Thanksgiving is filled with such delicious foods as turkey, stuffing, gravy, cranberries, sweet potatoes, pumpkin pie, and much more. But imagine trying to create a beautiful feast without having all the traditional components available - and having to do your best to cook something fantastic no matter what.
One of my favorite television shows is “Chopped” on the Food Network. On the show four chefs are given baskets full of the most unusually incompatible ingredients you can imagine and they compete for a prize of $10,000. The odd combination in a basket could be rattlesnake, peanut butter, yam, root beer, and cherimoya (a delicious fruit which tastes like an apple crossed with pear, but containing poisonous seeds) and they must use all those items to prepare the most delicious meal they can. It’s a lot of fun to see them trying to transform things like Spam and Cocoa Puffs breakfast cereal into haute cuisine!
When they present their “gourmet” concoctions to the judges, they give the dishes such epicurean descriptions as, “Thai rattlesnake with a cherimoya compote and yam mousse with a root beer glaze.” I don’t know about you, but *I* wouldn’t want to be a judge and have to taste that peculiar mix of flavors!

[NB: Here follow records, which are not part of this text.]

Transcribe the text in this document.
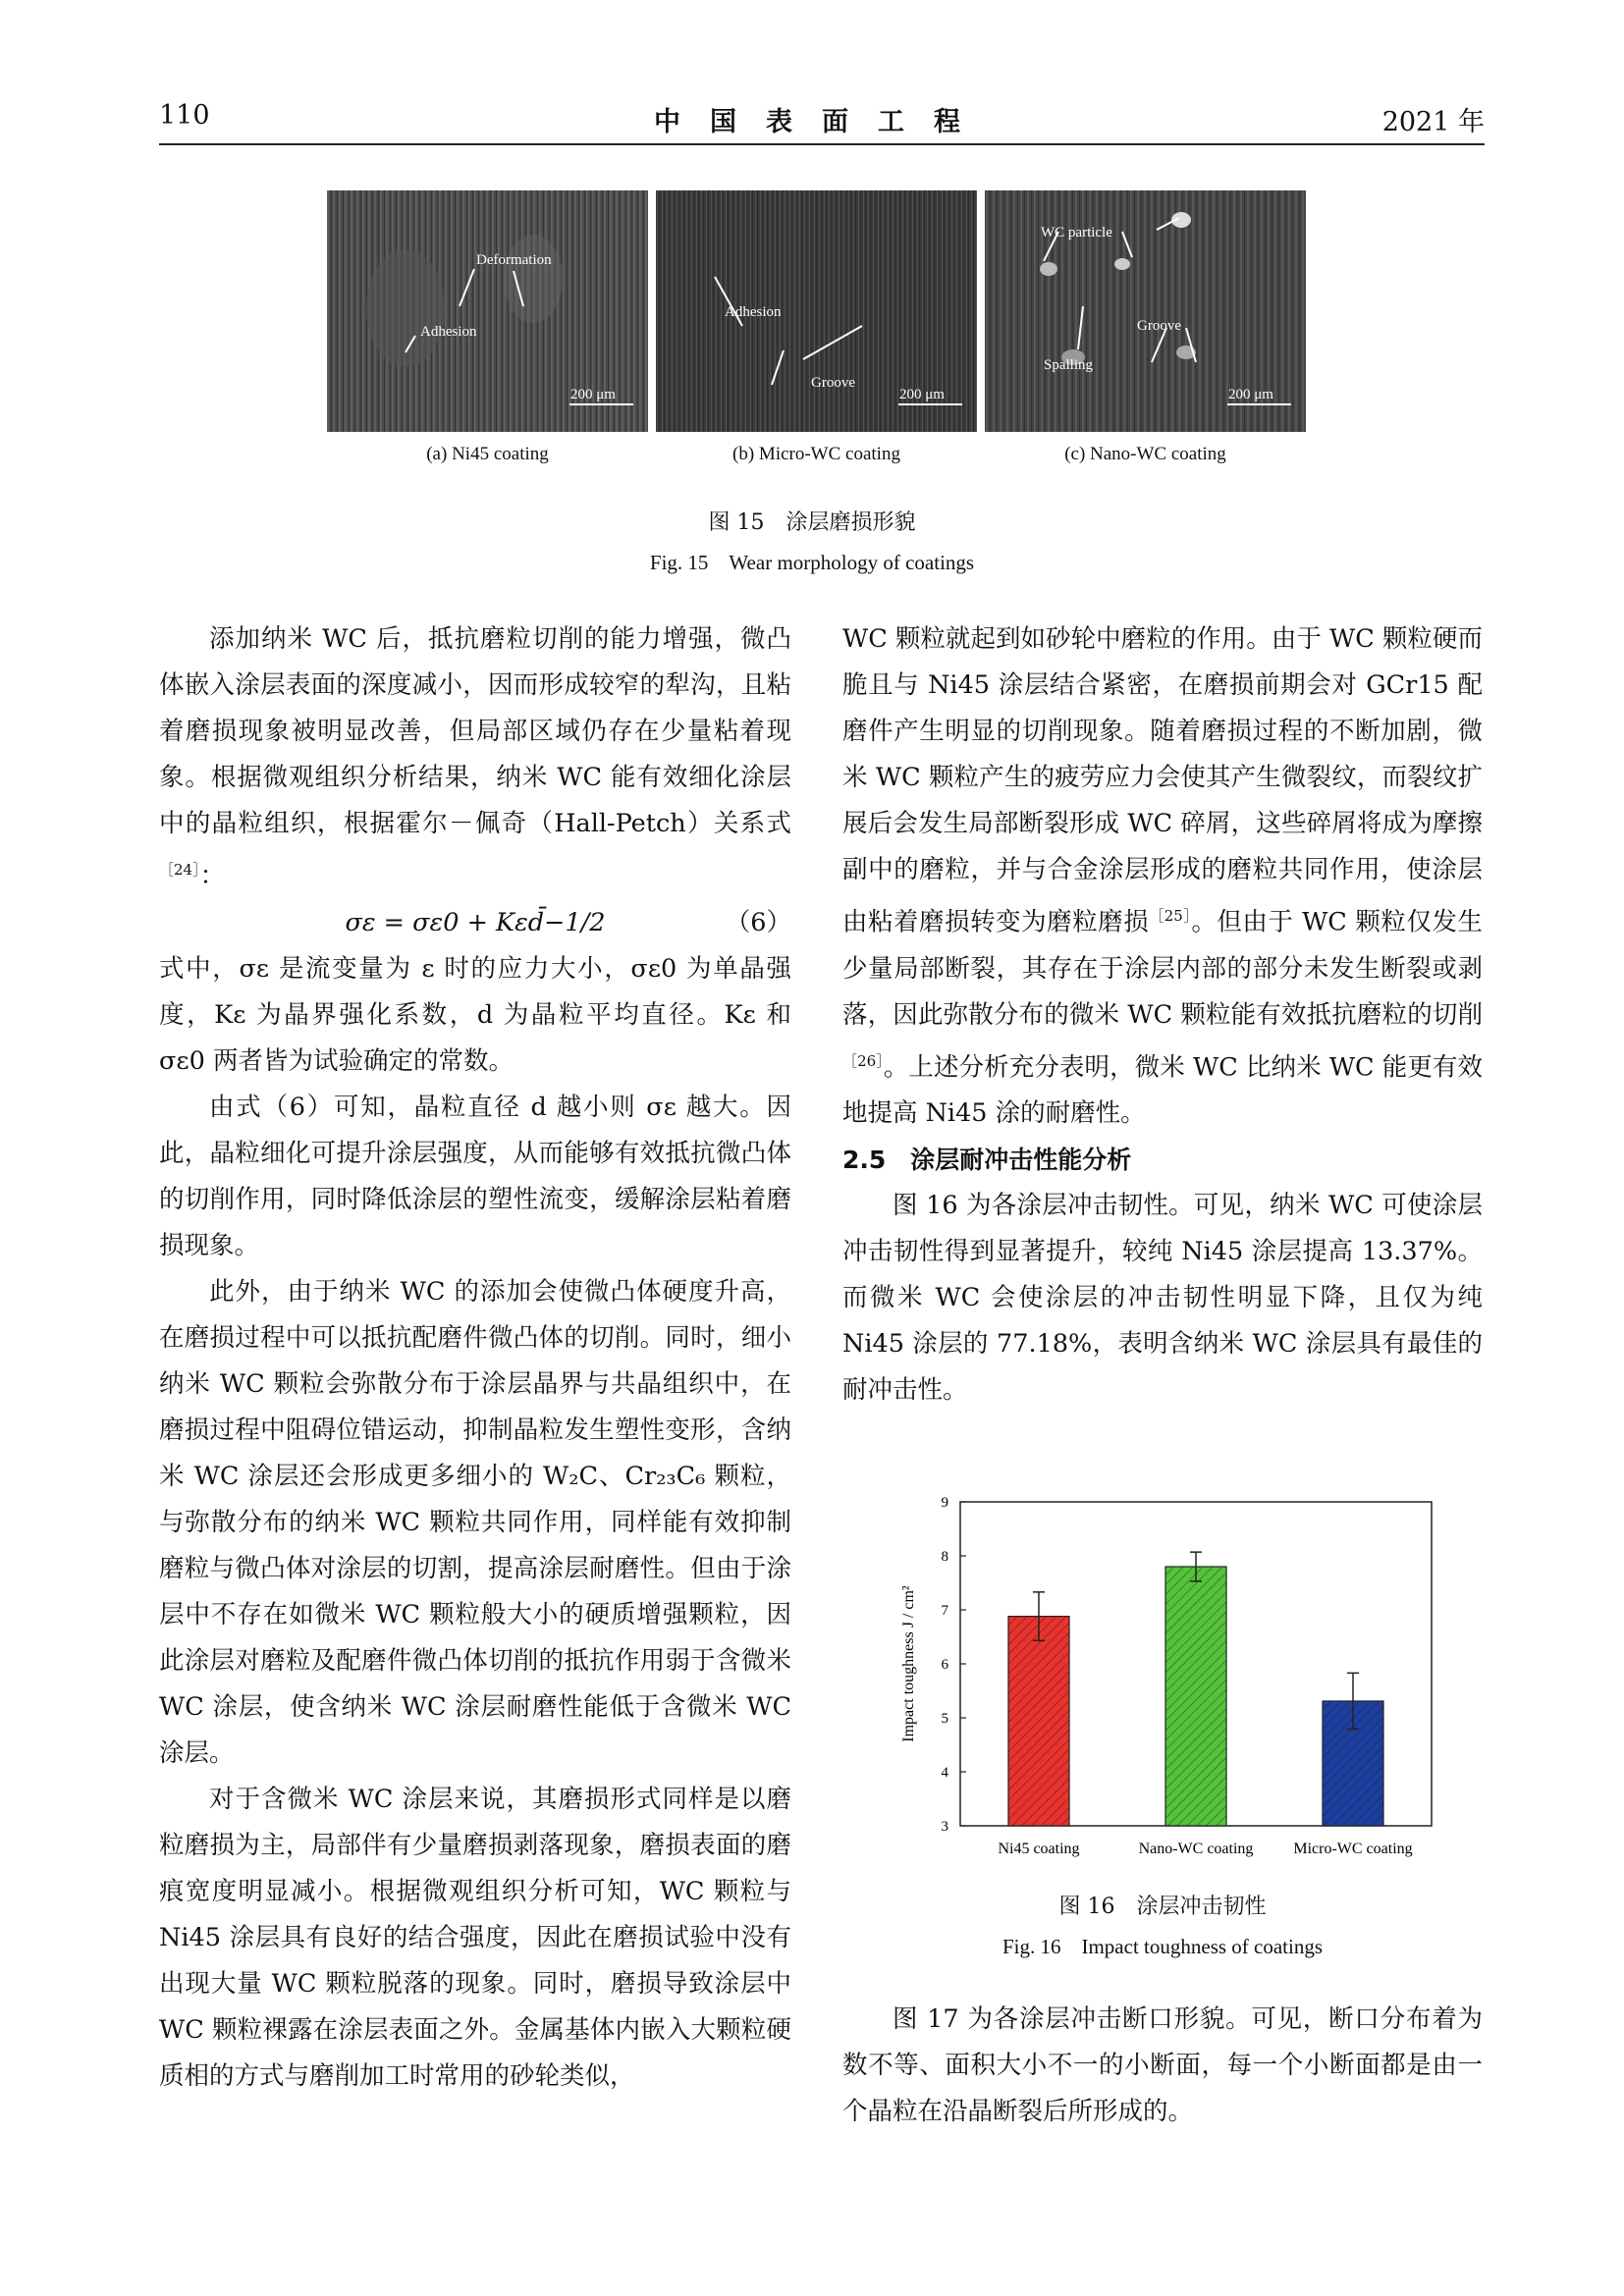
110	中国表面工程	2021 年
Deformation
Adhesion
200 μm
Adhesion
Groove
200 μm
WC particle
Spalling
Groove
200 μm
(a) Ni45 coating	(b) Micro-WC coating	(c) Nano-WC coating
图 15　涂层磨损形貌
Fig. 15　Wear morphology of coatings

添加纳米 WC 后，抵抗磨粒切削的能力增强，微凸体嵌入涂层表面的深度减小，因而形成较窄的犁沟，且粘着磨损现象被明显改善，但局部区域仍存在少量粘着现象。根据微观组织分析结果，纳米 WC 能有效细化涂层中的晶粒组织，根据霍尔－佩奇（Hall-Petch）关系式$^{[24]}$：

σε = σε0 + Kεd̄−1/2	（6）

式中，σε 是流变量为 ε 时的应力大小，σε0 为单晶强度，Kε 为晶界强化系数，d 为晶粒平均直径。Kε 和 σε0 两者皆为试验确定的常数。

由式（6）可知，晶粒直径 d 越小则 σε 越大。因此，晶粒细化可提升涂层强度，从而能够有效抵抗微凸体的切削作用，同时降低涂层的塑性流变，缓解涂层粘着磨损现象。

此外，由于纳米 WC 的添加会使微凸体硬度升高，在磨损过程中可以抵抗配磨件微凸体的切削。同时，细小纳米 WC 颗粒会弥散分布于涂层晶界与共晶组织中，在磨损过程中阻碍位错运动，抑制晶粒发生塑性变形，含纳米 WC 涂层还会形成更多细小的 W₂C、Cr₂₃C₆ 颗粒，与弥散分布的纳米 WC 颗粒共同作用，同样能有效抑制磨粒与微凸体对涂层的切割，提高涂层耐磨性。但由于涂层中不存在如微米 WC 颗粒般大小的硬质增强颗粒，因此涂层对磨粒及配磨件微凸体切削的抵抗作用弱于含微米 WC 涂层，使含纳米 WC 涂层耐磨性能低于含微米 WC 涂层。

对于含微米 WC 涂层来说，其磨损形式同样是以磨粒磨损为主，局部伴有少量磨损剥落现象，磨损表面的磨痕宽度明显减小。根据微观组织分析可知，WC 颗粒与 Ni45 涂层具有良好的结合强度，因此在磨损试验中没有出现大量 WC 颗粒脱落的现象。同时，磨损导致涂层中 WC 颗粒裸露在涂层表面之外。金属基体内嵌入大颗粒硬质相的方式与磨削加工时常用的砂轮类似，

WC 颗粒就起到如砂轮中磨粒的作用。由于 WC 颗粒硬而脆且与 Ni45 涂层结合紧密，在磨损前期会对 GCr15 配磨件产生明显的切削现象。随着磨损过程的不断加剧，微米 WC 颗粒产生的疲劳应力会使其产生微裂纹，而裂纹扩展后会发生局部断裂形成 WC 碎屑，这些碎屑将成为摩擦副中的磨粒，并与合金涂层形成的磨粒共同作用，使涂层由粘着磨损转变为磨粒磨损$^{[25]}$。但由于 WC 颗粒仅发生少量局部断裂，其存在于涂层内部的部分未发生断裂或剥落，因此弥散分布的微米 WC 颗粒能有效抵抗磨粒的切削$^{[26]}$。上述分析充分表明，微米 WC 比纳米 WC 能更有效地提高 Ni45 涂的耐磨性。

2.5　涂层耐冲击性能分析

图 16 为各涂层冲击韧性。可见，纳米 WC 可使涂层冲击韧性得到显著提升，较纯 Ni45 涂层提高 13.37%。而微米 WC 会使涂层的冲击韧性明显下降，且仅为纯 Ni45 涂层的 77.18%，表明含纳米 WC 涂层具有最佳的耐冲击性。

3
4
5
6
7
8
9
Impact toughness J / cm²
Ni45 coating	Nano-WC coating	Micro-WC coating
图 16　涂层冲击韧性
Fig. 16　Impact toughness of coatings

图 17 为各涂层冲击断口形貌。可见，断口分布着为数不等、面积大小不一的小断面，每一个小断面都是由一个晶粒在沿晶断裂后所形成的。
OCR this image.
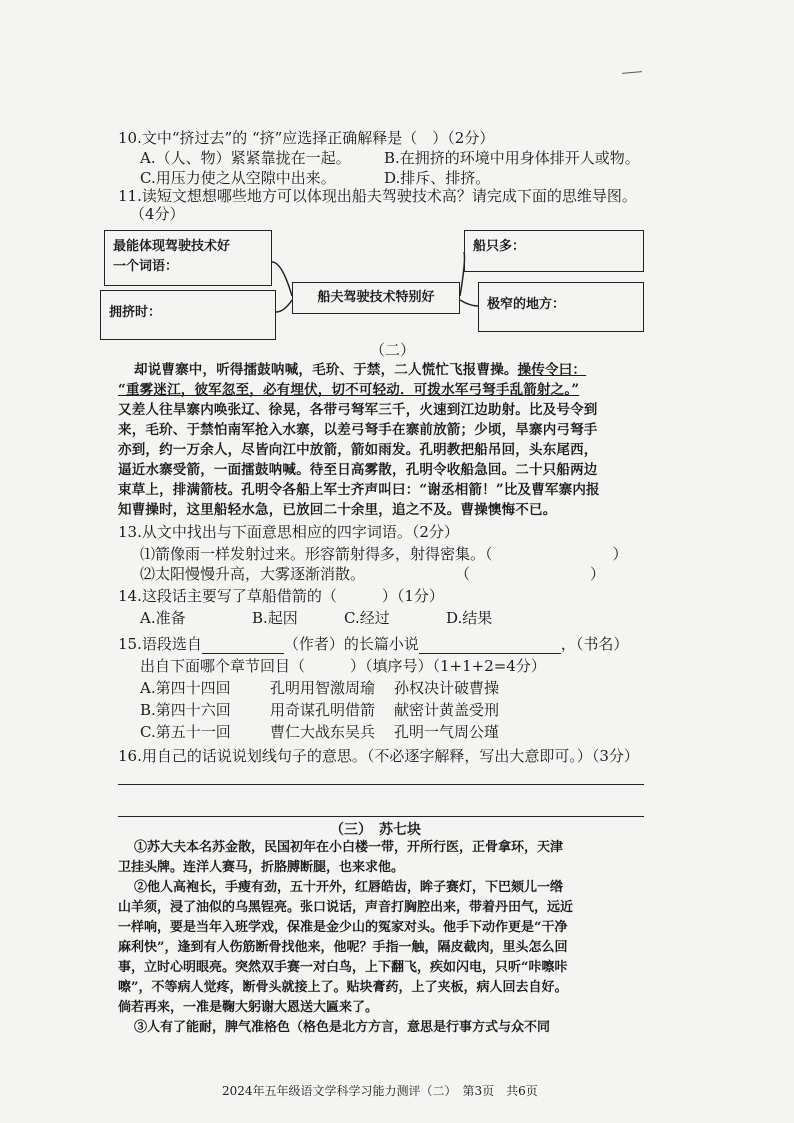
10.文中“挤过去”的 “挤”应选择正确解释是（　）（2分）
A.（人、物）紧紧靠拢在一起。 B.在拥挤的环境中用身体排开人或物。
C.用压力使之从空隙中出来。	D.排斥、排挤。
11.读短文想想哪些地方可以体现出船夫驾驶技术高？请完成下面的思维导图。
（4分）
最能体现驾驶技术好
一个词语：
拥挤时：
船夫驾驶技术特别好
船只多：
极窄的地方：
（二）
却说曹寨中，听得擂鼓呐喊，毛玠、于禁，二人慌忙飞报曹操。操传令曰：
“重雾迷江，彼军忽至，必有埋伏，切不可轻动．可拨水军弓弩手乱箭射之。”
又差人往旱寨内唤张辽、徐晃，各带弓弩军三千，火速到江边助射。比及号令到
来，毛玠、于禁怕南军抢入水寨，以差弓弩手在寨前放箭；少顷，旱寨内弓弩手
亦到，约一万余人，尽皆向江中放箭，箭如雨发。孔明教把船吊回，头东尾西，
逼近水寨受箭，一面擂鼓呐喊。待至日高雾散，孔明令收船急回。二十只船两边
束草上，排满箭枝。孔明令各船上军士齐声叫曰：“谢丞相箭！”比及曹军寨内报
知曹操时，这里船轻水急，已放回二十余里，追之不及。曹操懊悔不已。
13.从文中找出与下面意思相应的四字词语。（2分）
⑴箭像雨一样发射过来。形容箭射得多，射得密集。（　　　　　　　　）
⑵太阳慢慢升高，大雾逐渐消散。　　　　　　　（　　　　　　　　）
14.这段话主要写了草船借箭的（　　　）（1分）
A.准备	B.起因	C.经过	D.结果
15.语段选自	（作者）的长篇小说	，（书名）
出自下面哪个章节回目（　　　）（填序号）（1+1+2=4分）
A.第四十四回	孔明用智激周瑜 孙权决计破曹操
B.第四十六回	用奇谋孔明借箭 献密计黄盖受刑
C.第五十一回	曹仁大战东吴兵 孔明一气周公瑾
16.用自己的话说说划线句子的意思。（不必逐字解释，写出大意即可。）（3分）
（三）　苏七块
①苏大夫本名苏金散，民国初年在小白楼一带，开所行医，正骨拿环，天津
卫挂头牌。连洋人赛马，折胳膊断腿，也来求他。
②他人高袍长，手瘦有劲，五十开外，红唇皓齿，眸子赛灯，下巴颏儿一绺
山羊须，浸了油似的乌黑锃亮。张口说话，声音打胸腔出来，带着丹田气，远近
一样响，要是当年入班学戏，保准是金少山的冤家对头。他手下动作更是“干净
麻利快”，逢到有人伤筋断骨找他来，他呢？手指一触，隔皮截肉，里头怎么回
事，立时心明眼亮。突然双手赛一对白鸟，上下翻飞，疾如闪电，只听“咔嚓咔
嚓”，不等病人觉疼，断骨头就接上了。贴块膏药，上了夹板，病人回去自好。
倘若再来，一准是鞠大躬谢大恩送大匾来了。
③人有了能耐，脾气准格色（格色是北方方言，意思是行事方式与众不同
2024年五年级语文学科学习能力测评（二）　第3页　共6页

This is such a representation of what life is like for all of us who live with chronic pain/illness. We never know when we wake up what ingredients will be in our own basket that we’ll have to work with. Some days the combination may be easy to handle, with life, self, relationships, and work balancing easily. Other times, we may be given larger portions of difficulties and have to blend them together with unexpected things which come out of nowhere.
“Bear in mind that you should
conduct yourself in life as at a feast.”
No matter what we’re given, distasteful or palatable, we work with what we’ve got to make our own feast. Whether we are served the life equivalent of kumquat and sardines, we can always find a way to transform it if we don’t resist but instead reach toward the outcome we desire. It may not taste absolutely the way we would want, but with ingenuity and persistence our life feast can be unique and enjoyable - and entirely our own creation.
This year as you count your blessings, please recognize the incredible job you do as your own life chef, cooking up all the aspects of your existence into an incredible Thanksgiving of the Soul.
(By the way, could you please pass the Spam coq au vin, with crushed Cocoa Puff crepes, and kumquat juice granita? Thanks!)